Another campaign preoccupies me, for as I write it is less than two weeks to the General Election. That anxiety felt for nearly three and a half years now rises in me, knotting my stomach and robbing sleep, for the Tories have a good lead in the polls…not that polls can be trusted. If they win they will, in their words, “get Brexit done”, whatever that means, and oh then we can kiss goodbye to their campaign promises of spend spend spend . Except that the costings suggest that for all those promises spending on public services will not go back to the level of a decade ago. And Brexit will not be “done;” it will only just be beginning and we ain’t seen nothing yet. The future is dark.

These are not my words, but they are my sentiments:

Do not go gentle into that good fight
The Truth should burn and guide us on our way
Rage, Rage against the lying of the Right.

When the wise with their educated sight
Call for compassion in the Laws and say
Do not go gentle into that good fight.

Good men upon the Left must use their might
To make their deeds mount up and every day
Rage, Rage against the lying of the Right.

Young people with a vision now alight
Must gird their loins and gain in strength so they
Do not go gentle into that good fight.

While women know misogyny by sight
And violence fills their life they need to say
Rage, Rage against the lying of the Right.

So all of us who want to stop the blight
Curse, bless and shed those fierce tears I pray
Do not go gentle into that good fight.
Rage, Rage against the lying of the Right.
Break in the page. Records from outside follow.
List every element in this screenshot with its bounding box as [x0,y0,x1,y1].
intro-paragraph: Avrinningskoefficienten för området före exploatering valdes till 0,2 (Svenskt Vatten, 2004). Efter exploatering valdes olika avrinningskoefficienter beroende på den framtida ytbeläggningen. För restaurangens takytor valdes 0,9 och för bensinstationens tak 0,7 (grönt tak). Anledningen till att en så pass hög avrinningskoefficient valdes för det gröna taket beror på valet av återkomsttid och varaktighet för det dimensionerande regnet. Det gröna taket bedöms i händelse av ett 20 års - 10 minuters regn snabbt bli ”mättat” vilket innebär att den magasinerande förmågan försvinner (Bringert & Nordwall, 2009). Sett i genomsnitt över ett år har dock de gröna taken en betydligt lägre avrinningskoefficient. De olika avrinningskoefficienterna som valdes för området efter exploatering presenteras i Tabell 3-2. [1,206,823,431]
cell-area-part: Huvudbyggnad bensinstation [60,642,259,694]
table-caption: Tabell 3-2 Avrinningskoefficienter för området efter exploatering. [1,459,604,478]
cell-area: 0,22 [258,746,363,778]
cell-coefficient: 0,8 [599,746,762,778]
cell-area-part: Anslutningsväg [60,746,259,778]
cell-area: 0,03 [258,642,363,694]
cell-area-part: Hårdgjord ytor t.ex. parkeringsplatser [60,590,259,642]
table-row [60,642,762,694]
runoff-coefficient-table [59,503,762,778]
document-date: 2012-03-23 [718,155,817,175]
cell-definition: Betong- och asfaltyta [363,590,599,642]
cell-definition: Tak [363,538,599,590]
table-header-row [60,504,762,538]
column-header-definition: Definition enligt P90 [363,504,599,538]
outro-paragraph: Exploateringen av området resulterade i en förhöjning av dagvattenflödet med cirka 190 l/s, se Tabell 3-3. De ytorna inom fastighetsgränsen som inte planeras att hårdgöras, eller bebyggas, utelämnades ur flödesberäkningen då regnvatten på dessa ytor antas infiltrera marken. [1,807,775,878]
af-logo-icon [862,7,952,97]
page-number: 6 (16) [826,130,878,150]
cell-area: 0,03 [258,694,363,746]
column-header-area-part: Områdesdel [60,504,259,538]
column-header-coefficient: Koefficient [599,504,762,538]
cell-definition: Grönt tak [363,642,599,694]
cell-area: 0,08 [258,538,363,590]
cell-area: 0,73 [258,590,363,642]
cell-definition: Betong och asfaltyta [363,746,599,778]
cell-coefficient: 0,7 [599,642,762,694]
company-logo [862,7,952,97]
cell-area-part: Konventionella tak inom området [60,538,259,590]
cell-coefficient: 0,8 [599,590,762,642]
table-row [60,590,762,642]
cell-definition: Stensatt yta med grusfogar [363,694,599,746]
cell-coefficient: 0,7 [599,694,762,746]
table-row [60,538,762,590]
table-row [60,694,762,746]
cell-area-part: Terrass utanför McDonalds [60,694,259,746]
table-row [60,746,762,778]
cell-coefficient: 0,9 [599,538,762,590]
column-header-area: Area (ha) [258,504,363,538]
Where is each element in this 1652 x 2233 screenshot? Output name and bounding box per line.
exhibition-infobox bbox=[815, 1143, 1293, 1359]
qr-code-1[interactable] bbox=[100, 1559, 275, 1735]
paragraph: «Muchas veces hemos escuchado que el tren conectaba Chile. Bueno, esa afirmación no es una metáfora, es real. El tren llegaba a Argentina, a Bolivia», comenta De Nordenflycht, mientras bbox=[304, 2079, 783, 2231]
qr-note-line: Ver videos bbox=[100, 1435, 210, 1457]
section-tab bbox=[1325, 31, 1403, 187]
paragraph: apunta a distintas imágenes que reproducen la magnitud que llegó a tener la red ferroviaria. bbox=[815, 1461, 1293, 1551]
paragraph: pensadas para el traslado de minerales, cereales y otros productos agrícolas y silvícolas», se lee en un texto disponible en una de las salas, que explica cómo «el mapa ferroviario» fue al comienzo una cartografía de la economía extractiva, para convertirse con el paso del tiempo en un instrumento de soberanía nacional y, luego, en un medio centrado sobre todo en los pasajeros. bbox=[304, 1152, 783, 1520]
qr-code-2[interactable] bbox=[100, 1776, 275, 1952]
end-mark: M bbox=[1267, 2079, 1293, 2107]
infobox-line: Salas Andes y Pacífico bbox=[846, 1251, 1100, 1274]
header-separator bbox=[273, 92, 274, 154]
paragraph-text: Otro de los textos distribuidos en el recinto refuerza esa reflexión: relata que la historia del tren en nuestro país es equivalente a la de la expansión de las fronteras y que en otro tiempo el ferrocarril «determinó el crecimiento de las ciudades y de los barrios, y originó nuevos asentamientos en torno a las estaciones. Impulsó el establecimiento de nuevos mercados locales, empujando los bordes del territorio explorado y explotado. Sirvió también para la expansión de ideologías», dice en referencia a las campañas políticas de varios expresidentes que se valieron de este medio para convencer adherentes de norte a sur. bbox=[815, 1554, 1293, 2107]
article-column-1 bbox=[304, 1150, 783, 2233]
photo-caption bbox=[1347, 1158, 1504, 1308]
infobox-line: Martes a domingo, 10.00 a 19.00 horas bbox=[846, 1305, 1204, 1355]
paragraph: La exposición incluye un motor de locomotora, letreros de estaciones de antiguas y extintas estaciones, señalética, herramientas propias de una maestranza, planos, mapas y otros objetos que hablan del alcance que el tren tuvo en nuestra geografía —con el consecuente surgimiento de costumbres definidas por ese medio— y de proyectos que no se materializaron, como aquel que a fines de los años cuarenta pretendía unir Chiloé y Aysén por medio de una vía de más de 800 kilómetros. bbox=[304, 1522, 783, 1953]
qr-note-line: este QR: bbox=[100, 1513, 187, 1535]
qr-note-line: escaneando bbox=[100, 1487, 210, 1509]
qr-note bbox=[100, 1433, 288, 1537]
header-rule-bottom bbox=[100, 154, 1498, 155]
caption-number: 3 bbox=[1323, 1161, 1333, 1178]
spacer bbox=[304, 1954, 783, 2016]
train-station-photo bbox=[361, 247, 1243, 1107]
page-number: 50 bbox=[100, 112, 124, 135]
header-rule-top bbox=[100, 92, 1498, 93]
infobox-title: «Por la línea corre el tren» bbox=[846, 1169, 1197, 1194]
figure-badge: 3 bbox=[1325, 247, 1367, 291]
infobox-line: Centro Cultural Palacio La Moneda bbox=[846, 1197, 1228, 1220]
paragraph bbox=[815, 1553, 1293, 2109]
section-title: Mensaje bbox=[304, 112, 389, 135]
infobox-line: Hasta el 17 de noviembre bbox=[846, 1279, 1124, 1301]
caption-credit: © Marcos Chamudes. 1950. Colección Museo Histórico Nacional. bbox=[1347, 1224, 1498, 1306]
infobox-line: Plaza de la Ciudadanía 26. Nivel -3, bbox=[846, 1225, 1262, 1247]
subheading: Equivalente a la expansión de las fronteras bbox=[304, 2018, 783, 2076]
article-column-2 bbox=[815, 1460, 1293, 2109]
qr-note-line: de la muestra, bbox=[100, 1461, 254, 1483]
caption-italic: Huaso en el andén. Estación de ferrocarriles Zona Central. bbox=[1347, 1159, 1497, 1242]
Meteorological winter starts. The trees stark and skeletal stand out against the sky. The deep dark of winter is nearly on us. But even in the darkness I know that the sun will continue to rise, and occasionally gleam upon us. I know exactly where it rises in December, exactly where it rises at any point in the year. I could tell the date from the sunrise. This is a daily miracle which says we will survive.